At the ripe old age of 22, I married my Army officer husband and left my small town, east coast bubble to move halfway across the country and begin my life as an Army wife.
I thought I knew what I was getting myself into - establishing myself in a new place with a new job, new friends, etc - but I quickly learned that I had grossly underestimated how hard it would be.
We pulled into our tiny little ranch home in Lawton, Oklahoma on a Saturday, and my husband left on a Monday morning for the week. I had no idea where I was, what I was doing, or how to navigate the very complex military world with their acronyms that sounded like a different language.
As a classic introvert it wasn’t easy for me to step out of my comfort zone to introduce myself to new people or seek out new opportunities, but with a husband who was gone a lot of the time and no one else in my circle…I had no choice.
It was sink or swim.
I threw myself into a part-time job while attending graduate school, imagining that I’d graduate and immediately land a job in my field…but that is not how my story went.
One month before I graduated, my husband got deployed to Iraq for a year. I thought of myself as a pretty independent person up to that point, but when he left - so did my security blanket. Beyond being worri ed about him + his safety, I wondered how I’d survive the year alone.

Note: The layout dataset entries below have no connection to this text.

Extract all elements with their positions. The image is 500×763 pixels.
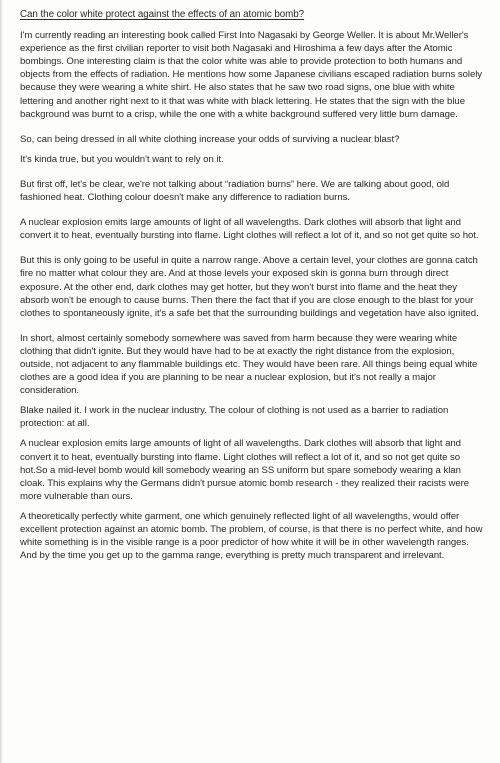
- paragraph-theory: A theoretically perfectly white garment, one which genuinely reflected light of all wavelengths, would offer excellent protection against an atomic bomb. The problem, of course, is that there is no perfect white, and how white something is in the visible range is a poor predictor of how white it will be in other wavelength ranges. And by the time you get up to the gamma range, everything is pretty much transparent and irrelevant.: [20, 510, 483, 562]
- paragraph-intro: I'm currently reading an interesting book called First Into Nagasaki by George Weller. It is about Mr.Weller's experience as the first civilian reporter to visit both Nagasaki and Hiroshima a few days after the Atomic bombings. One interesting claim is that the color white was able to provide protection to both humans and objects from the effects of radiation. He mentions how some Japanese civilians escaped radiation burns solely because they were wearing a white shirt. He also states that he saw two road signs, one blue with white lettering and another right next to it that was white with black lettering. He states that the sign with the blue background was burnt to a crisp, while the one with a white background suffered very little burn damage.: [20, 30, 483, 120]
- document-title: Can the color white protect against the effects of an atomic bomb?: [20, 9, 305, 20]
- paragraph-question: So, can being dressed in all white clothing increase your odds of surviving a nuclear blast?: [20, 133, 400, 145]
- paragraph-light: A nuclear explosion emits large amounts of light of all wavelengths. Dark clothes will absorb that light and convert it to heat, eventually bursting into flame. Light clothes will reflect a lot of it, and so not get quite so hot.: [20, 217, 479, 242]
- paragraph-joke: A nuclear explosion emits large amounts of light of all wavelengths. Dark clothes will absorb that light and convert it to heat, eventually bursting into flame. Light clothes will reflect a lot of it, and so not get quite so hot.So a mid-level bomb would kill somebody wearing an SS uniform but spare somebody wearing a klan cloak. This explains why the Germans didn't pursue atomic bomb research - they realized their racists were more vulnerable than ours.: [20, 438, 470, 502]
- document-body: [20, 8, 486, 569]
- paragraph-heat: But first off, let's be clear, we're not talking about “radiation burns” here. We are talking about good, old fashioned heat. Clothing colour doesn't make any difference to radiation burns.: [20, 178, 450, 204]
- paragraph-answer: It's kinda true, but you wouldn't want to rely on it.: [20, 153, 224, 165]
- paragraph-summary: In short, almost certainly somebody somewhere was saved from harm because they were wearing white clothing that didn't ignite. But they would have had to be at exactly the right distance from the explosion, outside, not adjacent to any flammable buildings etc. They would have been rare. All things being equal white clothes are a good idea if you are planning to be near a nuclear explosion, but it's not really a major consideration.: [20, 332, 478, 397]
- scan-edge-shadow: [0, 0, 3, 763]
- paragraph-range: But this is only going to be useful in quite a narrow range. Above a certain level, your clothes are gonna catch fire no matter what colour they are. And at those levels your exposed skin is gonna burn through direct exposure. At the other end, dark clothes may get hotter, but they won't burst into flame and the heat they absorb won't be enough to cause burns. Then there the fact that if you are close enough to the blast for your clothes to spontaneously ignite, it's a safe bet that the surrounding buildings and vegetation have also ignited.: [20, 255, 479, 319]
- paragraph-industry: Blake nailed it. I work in the nuclear industry. The colour of clothing is not used as a barrier to radiation protection: at all.: [20, 405, 449, 430]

I considered moving back to be with my family for the year but I knew that it would feel like I was giving up on myself, so I stayed and threw myself into my job search.
Turns out landing a job as a transient military spouse is not as easy as I hoped it would be, and I spent four months going on interview after interview and landing none of them. I was lost, overwhelmed and questioning everything…and as hard as I tried to appear happy on the outside, it was one of the hardest periods of my life.

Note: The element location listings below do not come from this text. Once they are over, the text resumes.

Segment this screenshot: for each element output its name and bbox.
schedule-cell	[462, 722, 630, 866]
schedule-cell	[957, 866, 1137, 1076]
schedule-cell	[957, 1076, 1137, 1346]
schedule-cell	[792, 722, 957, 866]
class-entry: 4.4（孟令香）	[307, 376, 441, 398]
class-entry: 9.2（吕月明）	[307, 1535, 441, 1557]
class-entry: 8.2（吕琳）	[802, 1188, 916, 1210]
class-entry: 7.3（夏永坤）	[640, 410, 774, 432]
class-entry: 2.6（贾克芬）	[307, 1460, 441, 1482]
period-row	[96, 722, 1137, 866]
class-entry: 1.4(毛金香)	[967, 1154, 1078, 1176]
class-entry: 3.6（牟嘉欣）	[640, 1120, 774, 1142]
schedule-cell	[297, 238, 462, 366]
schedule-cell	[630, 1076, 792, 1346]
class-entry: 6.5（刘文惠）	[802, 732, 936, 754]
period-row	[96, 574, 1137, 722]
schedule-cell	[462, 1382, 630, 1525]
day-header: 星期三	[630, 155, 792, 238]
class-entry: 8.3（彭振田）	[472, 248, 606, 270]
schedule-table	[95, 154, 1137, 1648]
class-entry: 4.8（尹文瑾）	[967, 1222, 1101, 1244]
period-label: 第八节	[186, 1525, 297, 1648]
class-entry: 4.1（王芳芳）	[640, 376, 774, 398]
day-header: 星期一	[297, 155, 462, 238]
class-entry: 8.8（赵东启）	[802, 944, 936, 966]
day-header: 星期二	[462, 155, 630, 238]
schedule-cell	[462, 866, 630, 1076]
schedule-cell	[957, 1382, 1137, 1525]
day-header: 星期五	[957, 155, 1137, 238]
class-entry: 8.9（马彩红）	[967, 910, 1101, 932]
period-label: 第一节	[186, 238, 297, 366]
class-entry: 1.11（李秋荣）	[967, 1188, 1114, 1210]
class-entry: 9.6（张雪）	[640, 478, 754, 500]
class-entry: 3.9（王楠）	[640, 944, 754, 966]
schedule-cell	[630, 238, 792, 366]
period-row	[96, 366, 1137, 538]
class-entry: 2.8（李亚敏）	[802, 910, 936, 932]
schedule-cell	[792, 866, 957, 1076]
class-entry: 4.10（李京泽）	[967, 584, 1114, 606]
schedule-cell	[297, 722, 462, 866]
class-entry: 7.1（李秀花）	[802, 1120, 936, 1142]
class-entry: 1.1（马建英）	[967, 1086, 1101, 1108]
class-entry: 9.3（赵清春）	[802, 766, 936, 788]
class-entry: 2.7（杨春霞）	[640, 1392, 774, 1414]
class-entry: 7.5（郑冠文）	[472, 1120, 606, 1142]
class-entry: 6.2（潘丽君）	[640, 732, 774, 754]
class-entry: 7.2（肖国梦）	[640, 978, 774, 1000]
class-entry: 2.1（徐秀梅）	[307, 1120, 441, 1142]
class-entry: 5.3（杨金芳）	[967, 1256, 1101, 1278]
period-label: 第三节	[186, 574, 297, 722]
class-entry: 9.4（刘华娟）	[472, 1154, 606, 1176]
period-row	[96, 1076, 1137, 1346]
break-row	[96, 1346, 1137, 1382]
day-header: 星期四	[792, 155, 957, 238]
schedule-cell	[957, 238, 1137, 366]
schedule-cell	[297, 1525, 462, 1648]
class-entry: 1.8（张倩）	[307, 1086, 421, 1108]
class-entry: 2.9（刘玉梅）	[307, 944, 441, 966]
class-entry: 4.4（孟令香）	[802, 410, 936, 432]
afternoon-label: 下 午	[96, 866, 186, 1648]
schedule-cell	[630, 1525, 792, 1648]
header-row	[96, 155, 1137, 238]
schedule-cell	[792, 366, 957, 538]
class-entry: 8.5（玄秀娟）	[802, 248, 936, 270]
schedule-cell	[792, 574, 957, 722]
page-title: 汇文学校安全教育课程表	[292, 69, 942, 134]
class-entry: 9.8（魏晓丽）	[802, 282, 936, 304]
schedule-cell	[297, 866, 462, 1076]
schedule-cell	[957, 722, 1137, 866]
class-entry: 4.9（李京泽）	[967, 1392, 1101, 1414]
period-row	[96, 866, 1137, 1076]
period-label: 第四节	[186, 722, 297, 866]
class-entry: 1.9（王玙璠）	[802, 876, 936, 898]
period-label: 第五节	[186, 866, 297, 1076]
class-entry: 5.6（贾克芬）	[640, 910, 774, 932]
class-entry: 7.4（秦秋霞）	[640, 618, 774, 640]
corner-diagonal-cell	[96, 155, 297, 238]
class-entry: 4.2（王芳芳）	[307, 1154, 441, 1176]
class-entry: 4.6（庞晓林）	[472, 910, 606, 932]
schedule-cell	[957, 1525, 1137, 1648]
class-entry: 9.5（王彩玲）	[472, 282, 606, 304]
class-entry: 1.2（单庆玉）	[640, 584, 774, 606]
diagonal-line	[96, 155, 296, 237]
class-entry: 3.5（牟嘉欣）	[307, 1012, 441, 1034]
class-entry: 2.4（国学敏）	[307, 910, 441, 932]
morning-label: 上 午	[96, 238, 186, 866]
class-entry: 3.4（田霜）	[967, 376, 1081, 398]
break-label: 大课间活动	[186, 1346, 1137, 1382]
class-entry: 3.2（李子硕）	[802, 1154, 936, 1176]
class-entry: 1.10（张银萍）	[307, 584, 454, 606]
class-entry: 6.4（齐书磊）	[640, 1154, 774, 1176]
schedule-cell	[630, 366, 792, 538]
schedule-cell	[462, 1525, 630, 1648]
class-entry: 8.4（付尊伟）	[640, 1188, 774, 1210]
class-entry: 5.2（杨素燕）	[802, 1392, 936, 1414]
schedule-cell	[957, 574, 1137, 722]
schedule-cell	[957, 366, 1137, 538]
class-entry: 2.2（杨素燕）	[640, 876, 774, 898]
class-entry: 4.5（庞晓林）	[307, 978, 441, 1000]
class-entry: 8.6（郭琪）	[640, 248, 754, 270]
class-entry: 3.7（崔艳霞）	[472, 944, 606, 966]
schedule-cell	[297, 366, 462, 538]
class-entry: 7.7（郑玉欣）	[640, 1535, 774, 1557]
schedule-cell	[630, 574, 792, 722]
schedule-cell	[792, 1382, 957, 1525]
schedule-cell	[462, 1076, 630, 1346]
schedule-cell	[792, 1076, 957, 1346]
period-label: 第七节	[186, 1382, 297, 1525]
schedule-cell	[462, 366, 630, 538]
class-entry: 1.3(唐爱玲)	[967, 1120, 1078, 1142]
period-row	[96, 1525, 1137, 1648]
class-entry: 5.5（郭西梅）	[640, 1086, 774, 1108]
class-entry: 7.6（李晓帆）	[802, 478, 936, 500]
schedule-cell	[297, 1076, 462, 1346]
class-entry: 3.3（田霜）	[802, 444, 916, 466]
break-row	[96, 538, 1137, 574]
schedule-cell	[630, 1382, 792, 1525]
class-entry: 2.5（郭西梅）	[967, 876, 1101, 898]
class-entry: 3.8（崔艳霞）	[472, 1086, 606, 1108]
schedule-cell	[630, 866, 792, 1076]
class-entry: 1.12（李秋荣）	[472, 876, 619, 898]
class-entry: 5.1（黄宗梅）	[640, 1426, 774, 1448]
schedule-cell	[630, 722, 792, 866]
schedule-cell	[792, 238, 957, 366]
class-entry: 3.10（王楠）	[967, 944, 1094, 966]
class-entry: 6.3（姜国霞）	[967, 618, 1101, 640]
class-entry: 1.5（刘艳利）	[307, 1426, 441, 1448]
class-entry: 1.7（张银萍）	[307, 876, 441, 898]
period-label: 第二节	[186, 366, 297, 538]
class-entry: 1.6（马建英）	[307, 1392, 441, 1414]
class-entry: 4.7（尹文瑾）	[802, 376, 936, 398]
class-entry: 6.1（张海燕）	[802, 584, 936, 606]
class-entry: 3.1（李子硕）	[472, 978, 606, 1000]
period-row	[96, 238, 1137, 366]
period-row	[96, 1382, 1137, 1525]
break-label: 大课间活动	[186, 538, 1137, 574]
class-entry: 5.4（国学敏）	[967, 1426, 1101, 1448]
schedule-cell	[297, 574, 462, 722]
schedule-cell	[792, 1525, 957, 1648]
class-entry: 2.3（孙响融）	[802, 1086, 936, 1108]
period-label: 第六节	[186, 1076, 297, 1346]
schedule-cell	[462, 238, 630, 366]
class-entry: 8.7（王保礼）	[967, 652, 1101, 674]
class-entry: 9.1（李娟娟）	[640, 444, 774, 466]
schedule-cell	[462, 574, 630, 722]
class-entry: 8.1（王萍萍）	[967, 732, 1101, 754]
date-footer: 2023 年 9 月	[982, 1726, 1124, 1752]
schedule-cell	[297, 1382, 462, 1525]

Until it wasn’t. An incredible woman decided to hire me for a job that I wasn’t qualified for, one that made no sense on paper, one that didn’t match up with my graduate degree…but she took a chance on me. And in her doing so, they taught me to take a chance on myself.
I showed up to that job each day with the goal of making an impact, no matter how that looked. Though I wasn’t counseling in the traditional sense, I took the skills I learned in school and used them every single day.
That job changed me. It was the reminder I needed that I already had what it took to find satisfaction + success. I had to stop waiting for the perfect thing to land in my lap, and I needed to get out there and create it myself.
Here’s your reminder that your path isn’t always going to look as you imagined it would, but that shouldn’t stop you.
Make the most of what you have, take tiny steps forward, and have faith that when you look back and connect the dots on your life, it will all make sense. It always does.
Thank you to our veterans today and every day, especially my husband ??????